Bends in the road, though we cannot see around them, bring us to the points where we leave old roads behind and open ourselves to the new ones.


The other day, my friend Lee and I, coffee cups in hand, chatted awhile about the way our lives had changed, how with each change the years segment, forming their own characters, one by one.  Our old versions follow along behind us, and yet there is a separateness about them, a theme in each, undeniable and dominant, with its own landscapes and undercurrents.  I think of the roads I have traveled, bend by bend. Who am I?  I ask myself each morning. Have I been to this place before?  And what is this new perspective I am treated to today?

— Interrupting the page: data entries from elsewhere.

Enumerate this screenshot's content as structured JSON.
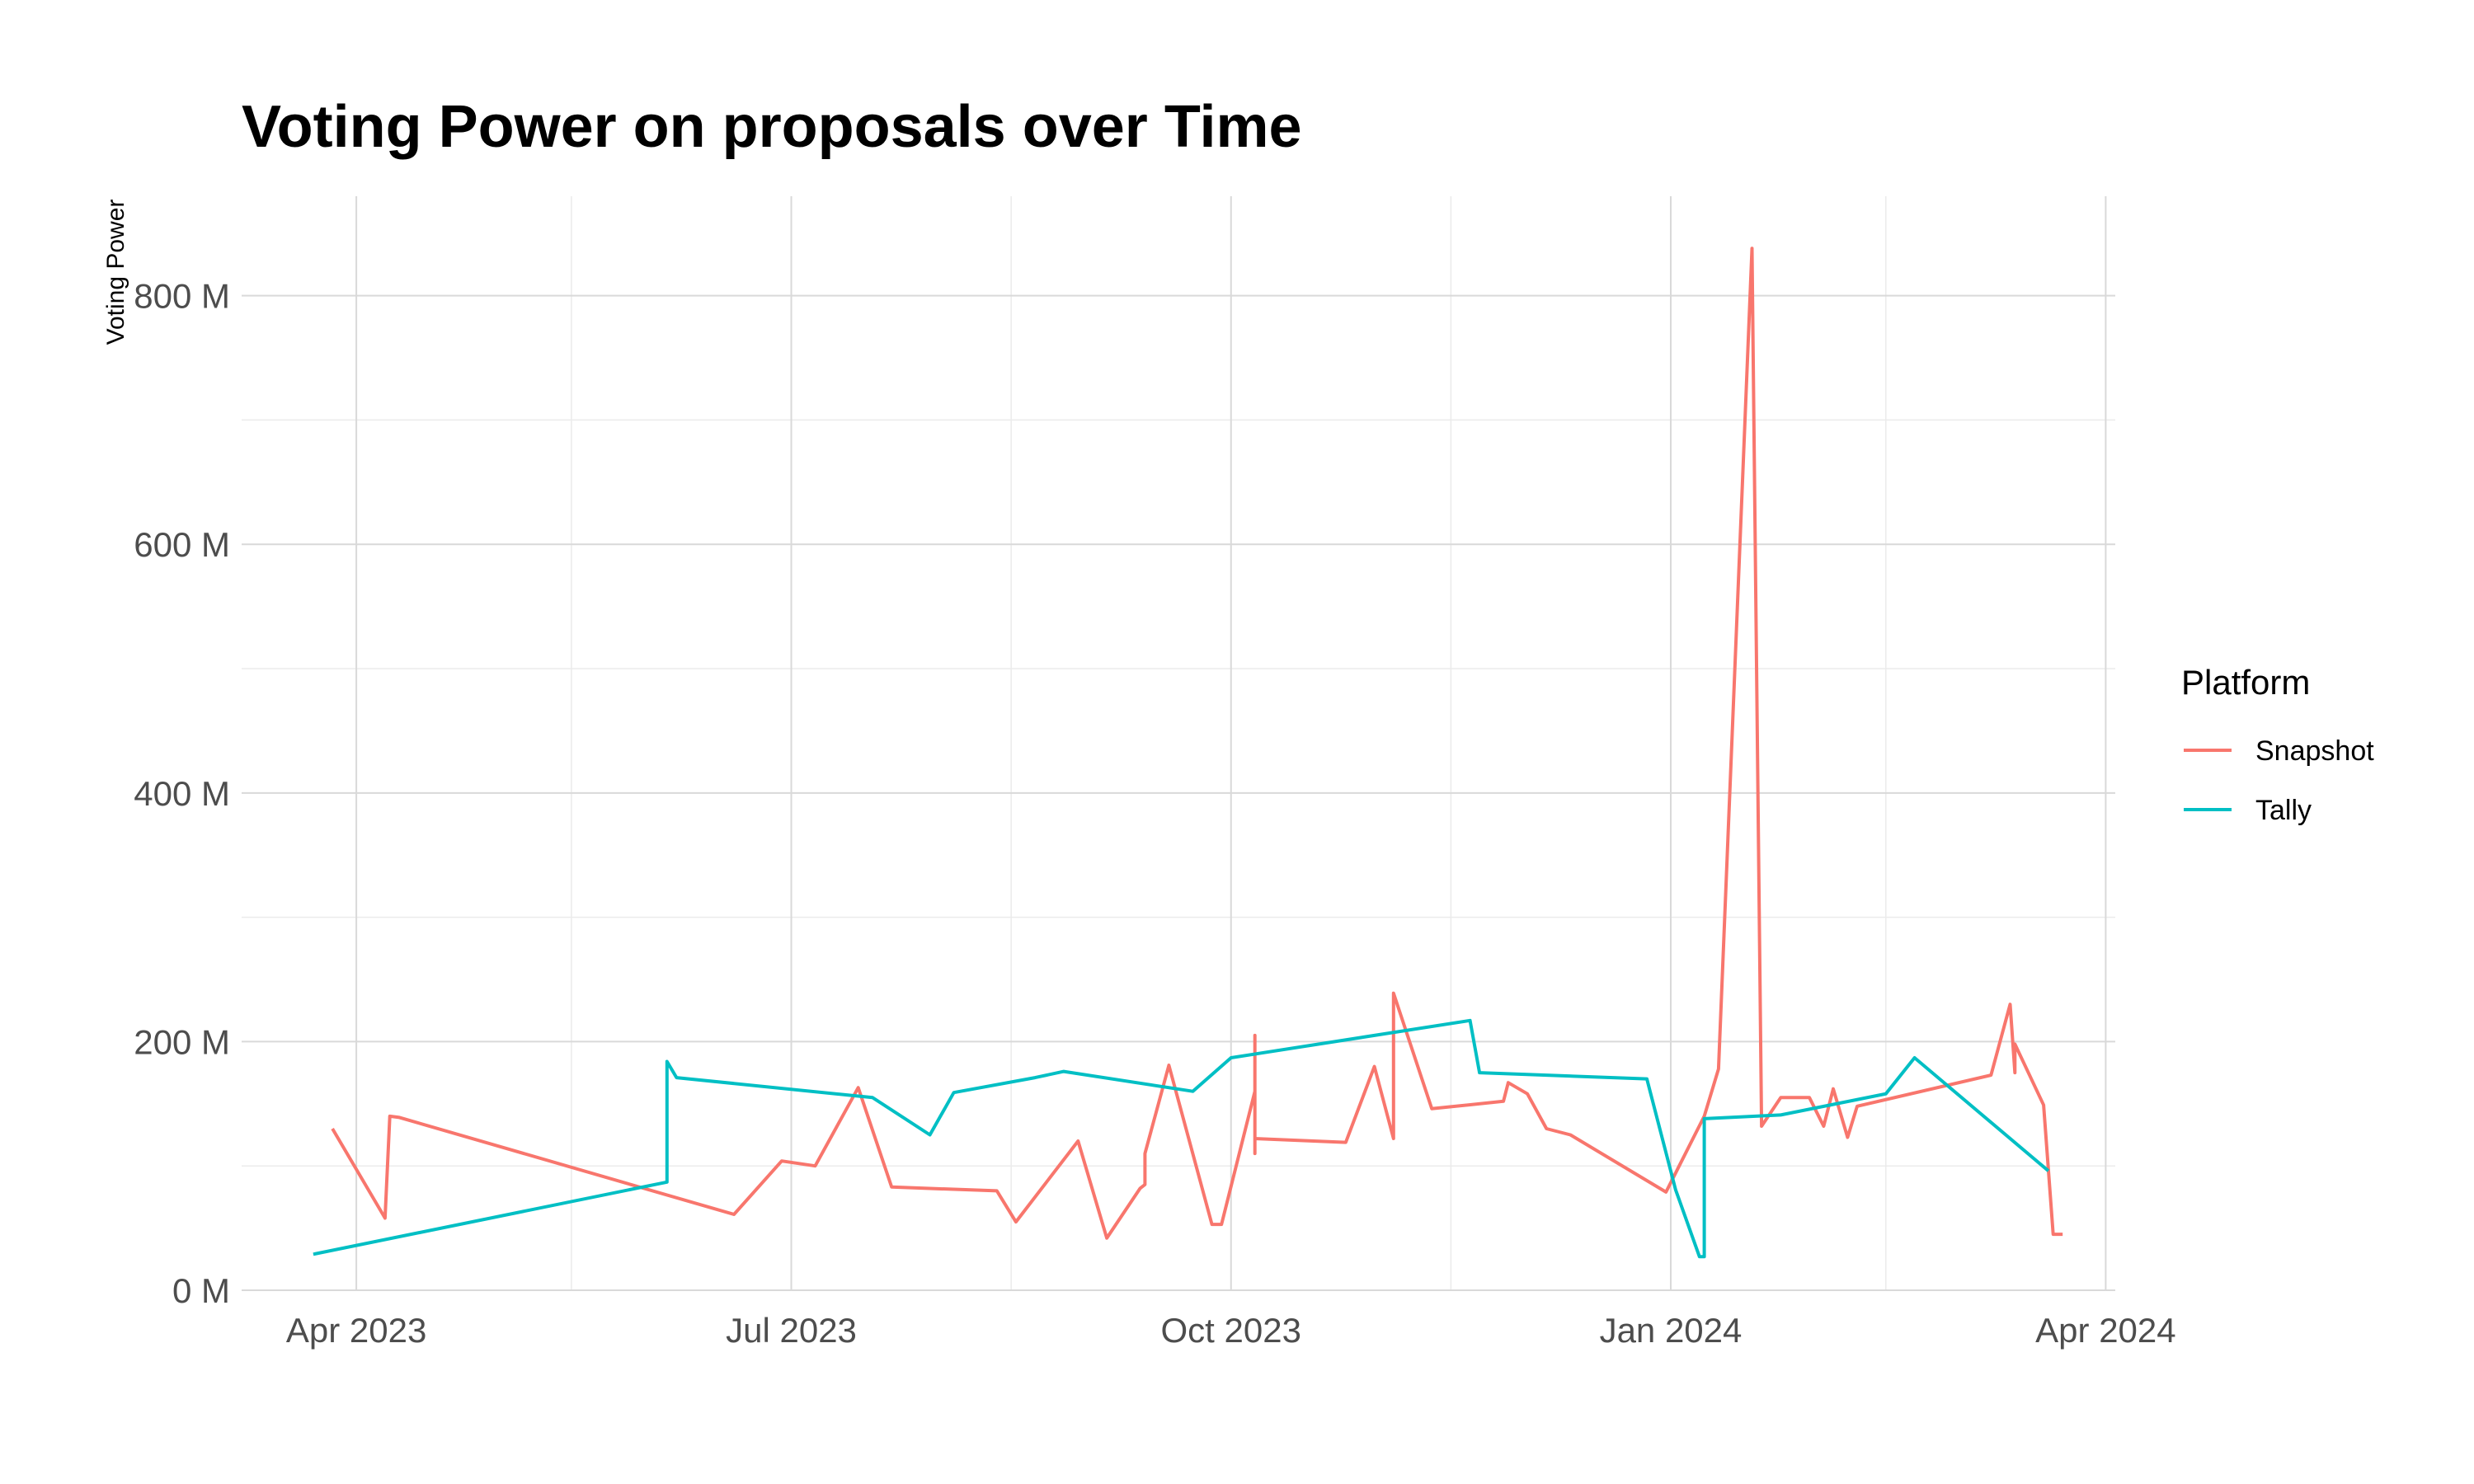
{
  "chart_data": {
    "type": "line",
    "title": "Voting Power on proposals over Time",
    "xlabel": "",
    "ylabel": "Voting Power",
    "x_ticks": [
      {
        "date": "2023-04-01",
        "label": "Apr 2023"
      },
      {
        "date": "2023-07-01",
        "label": "Jul 2023"
      },
      {
        "date": "2023-10-01",
        "label": "Oct 2023"
      },
      {
        "date": "2024-01-01",
        "label": "Jan 2024"
      },
      {
        "date": "2024-04-01",
        "label": "Apr 2024"
      }
    ],
    "x_minor_ticks": [
      "2023-05-16",
      "2023-08-16",
      "2023-11-16",
      "2024-02-15"
    ],
    "xlim": [
      "2023-03-08",
      "2024-04-03"
    ],
    "y_ticks": [
      {
        "value": 0,
        "label": "0 M"
      },
      {
        "value": 200,
        "label": "200 M"
      },
      {
        "value": 400,
        "label": "400 M"
      },
      {
        "value": 600,
        "label": "600 M"
      },
      {
        "value": 800,
        "label": "800 M"
      }
    ],
    "y_minor_ticks": [
      100,
      300,
      500,
      700
    ],
    "ylim": [
      0,
      880
    ],
    "y_unit": "M",
    "grid": true,
    "legend": {
      "title": "Platform",
      "position": "right"
    },
    "series": [
      {
        "name": "Snapshot",
        "color": "#F8766D",
        "points": [
          [
            "2023-03-27",
            130
          ],
          [
            "2023-04-07",
            58
          ],
          [
            "2023-04-08",
            140
          ],
          [
            "2023-04-10",
            139
          ],
          [
            "2023-06-19",
            61
          ],
          [
            "2023-06-29",
            104
          ],
          [
            "2023-07-06",
            100
          ],
          [
            "2023-07-15",
            163
          ],
          [
            "2023-07-22",
            83
          ],
          [
            "2023-08-13",
            80
          ],
          [
            "2023-08-17",
            55
          ],
          [
            "2023-08-30",
            120
          ],
          [
            "2023-09-05",
            42
          ],
          [
            "2023-09-12",
            82
          ],
          [
            "2023-09-13",
            85
          ],
          [
            "2023-09-13",
            110
          ],
          [
            "2023-09-18",
            181
          ],
          [
            "2023-09-27",
            53
          ],
          [
            "2023-09-29",
            53
          ],
          [
            "2023-10-06",
            160
          ],
          [
            "2023-10-06",
            205
          ],
          [
            "2023-10-06",
            110
          ],
          [
            "2023-10-06",
            122
          ],
          [
            "2023-10-25",
            119
          ],
          [
            "2023-10-31",
            180
          ],
          [
            "2023-11-04",
            122
          ],
          [
            "2023-11-04",
            239
          ],
          [
            "2023-11-12",
            146
          ],
          [
            "2023-11-27",
            152
          ],
          [
            "2023-11-28",
            167
          ],
          [
            "2023-12-02",
            158
          ],
          [
            "2023-12-06",
            130
          ],
          [
            "2023-12-11",
            125
          ],
          [
            "2023-12-31",
            79
          ],
          [
            "2024-01-08",
            140
          ],
          [
            "2024-01-11",
            178
          ],
          [
            "2024-01-18",
            838
          ],
          [
            "2024-01-20",
            132
          ],
          [
            "2024-01-24",
            155
          ],
          [
            "2024-01-30",
            155
          ],
          [
            "2024-02-02",
            132
          ],
          [
            "2024-02-04",
            162
          ],
          [
            "2024-02-07",
            123
          ],
          [
            "2024-02-09",
            148
          ],
          [
            "2024-03-08",
            173
          ],
          [
            "2024-03-12",
            230
          ],
          [
            "2024-03-13",
            175
          ],
          [
            "2024-03-13",
            198
          ],
          [
            "2024-03-19",
            149
          ],
          [
            "2024-03-21",
            45
          ],
          [
            "2024-03-23",
            45
          ]
        ]
      },
      {
        "name": "Tally",
        "color": "#00BFC4",
        "points": [
          [
            "2023-03-23",
            29
          ],
          [
            "2023-06-05",
            87
          ],
          [
            "2023-06-05",
            184
          ],
          [
            "2023-06-07",
            171
          ],
          [
            "2023-07-18",
            155
          ],
          [
            "2023-07-30",
            125
          ],
          [
            "2023-08-04",
            159
          ],
          [
            "2023-08-21",
            171
          ],
          [
            "2023-08-27",
            176
          ],
          [
            "2023-09-23",
            160
          ],
          [
            "2023-10-01",
            187
          ],
          [
            "2023-11-20",
            217
          ],
          [
            "2023-11-22",
            175
          ],
          [
            "2023-12-27",
            170
          ],
          [
            "2024-01-02",
            81
          ],
          [
            "2024-01-07",
            27
          ],
          [
            "2024-01-08",
            27
          ],
          [
            "2024-01-08",
            138
          ],
          [
            "2024-01-24",
            141
          ],
          [
            "2024-02-15",
            158
          ],
          [
            "2024-02-21",
            187
          ],
          [
            "2024-03-20",
            96
          ]
        ]
      }
    ]
  }
}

The ever-changing view as the road twists this way and that lets us know we are traveling farther, further, day by day.  Where we end up is another story entirely.

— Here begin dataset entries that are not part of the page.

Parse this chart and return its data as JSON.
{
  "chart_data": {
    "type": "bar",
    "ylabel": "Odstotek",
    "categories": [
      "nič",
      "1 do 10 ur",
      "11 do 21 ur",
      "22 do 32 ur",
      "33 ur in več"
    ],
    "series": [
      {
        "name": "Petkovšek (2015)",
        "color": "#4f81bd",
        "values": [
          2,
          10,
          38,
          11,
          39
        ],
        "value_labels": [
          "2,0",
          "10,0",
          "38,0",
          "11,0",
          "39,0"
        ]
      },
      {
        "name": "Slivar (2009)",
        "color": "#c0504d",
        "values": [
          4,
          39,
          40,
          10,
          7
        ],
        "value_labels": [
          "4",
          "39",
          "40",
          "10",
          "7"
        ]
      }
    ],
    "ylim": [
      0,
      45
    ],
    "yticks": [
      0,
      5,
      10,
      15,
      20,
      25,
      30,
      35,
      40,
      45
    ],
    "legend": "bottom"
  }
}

A grateful Thanksgiving to each of you, wherever you have been, wherever you are on your way.

Friday, November 2, 2018

The Voices

The other day, imagining my mother's response to something I was thinking, I thought about the voices we carry in our heads, the ones that resonate as we go on after our relatives in life.  Sometimes it seems that they could be spectres hovering over us eternally, watching every move, so vividly do their words and gestures, though physically long silenced, interrupt us.


I can't remember at the moment what was in my mind, but I heard her voice loud and clear, that characteristic tsk! arguing that whatever it was wasn't right.  Don't worry!  I wasn't about to commit a crime, except perhaps the sort of act that goes against propriety...a table setting wrong...who taught you that?? a bow tied askew...you're just like your father! a word uttered more publicly than would be seemly...really!  what would your grandmother think? the right way to clean broccoli or grapes...are you just rinsing those??


Some people might say that it's our consciences talking in familiar voices, but I would agree only if "conscience" meant all those anachronisms we had drilled into us by our elders from our infancy on...family first, school from kindergarten to graduate, street mentors, friends and enemies.  (I admit I am stretching the definition of anachronism a bit here, but it's actually what I mean...bear with me.)

There are more voices in my mind than I could count; it would probably appall me to count.  Some are sharp reminders to color inside the lines (so to speak); some tweak the way I would prefer to do things by presenting me suddenly with a vision of the "expert" way;  others simply grimace, elbowing me into considering that my own experience and skills have nothing on theirs, and I might as well give up now.

And yet I...we, I am probably more accurate to say, aren't I?...carry these voices from task to task, thought to thought, at the whim of some ghostly catalyst, begging for deference.

Why?  Well, there are voices that push us along to better things, too...not just a more exact placement of a napkin, but a rise toward challenges for ourselves and for others.  My Aunt Martha, this instant, comes to mind.  I have never heard her tell me anything but wisdom.  Your son needs you now, she wrote me at the precise moment he did.  And she hadn't seen him in decades.

As for the ones dictating from the edge of my paring knife, telling me how to slice mushrooms, I could call them good company, I suppose, and laugh it off.  Or I could admit to failings along their lines, and bow in my dishonor.  Or, I suppose, I could just grow up, nod, and say politely, yes, that's certainly one way to do it.  And then go on my own merry way.  After all, those voices are as much fond memory as anything else, a way of incorporating (almost literally sometimes) the way we are as much born from them as from ourselves as we evolve, hopefully to mature, to mature hopefully.  Not a bad thing, most of the time.


On the other hand, I could include among the voices in my head the young, untrained ones, who grow up around me inspiring with their outgoing minds all sorts of new ways to do (at least until their heads fill with their voices), and enjoy their freedom while we can.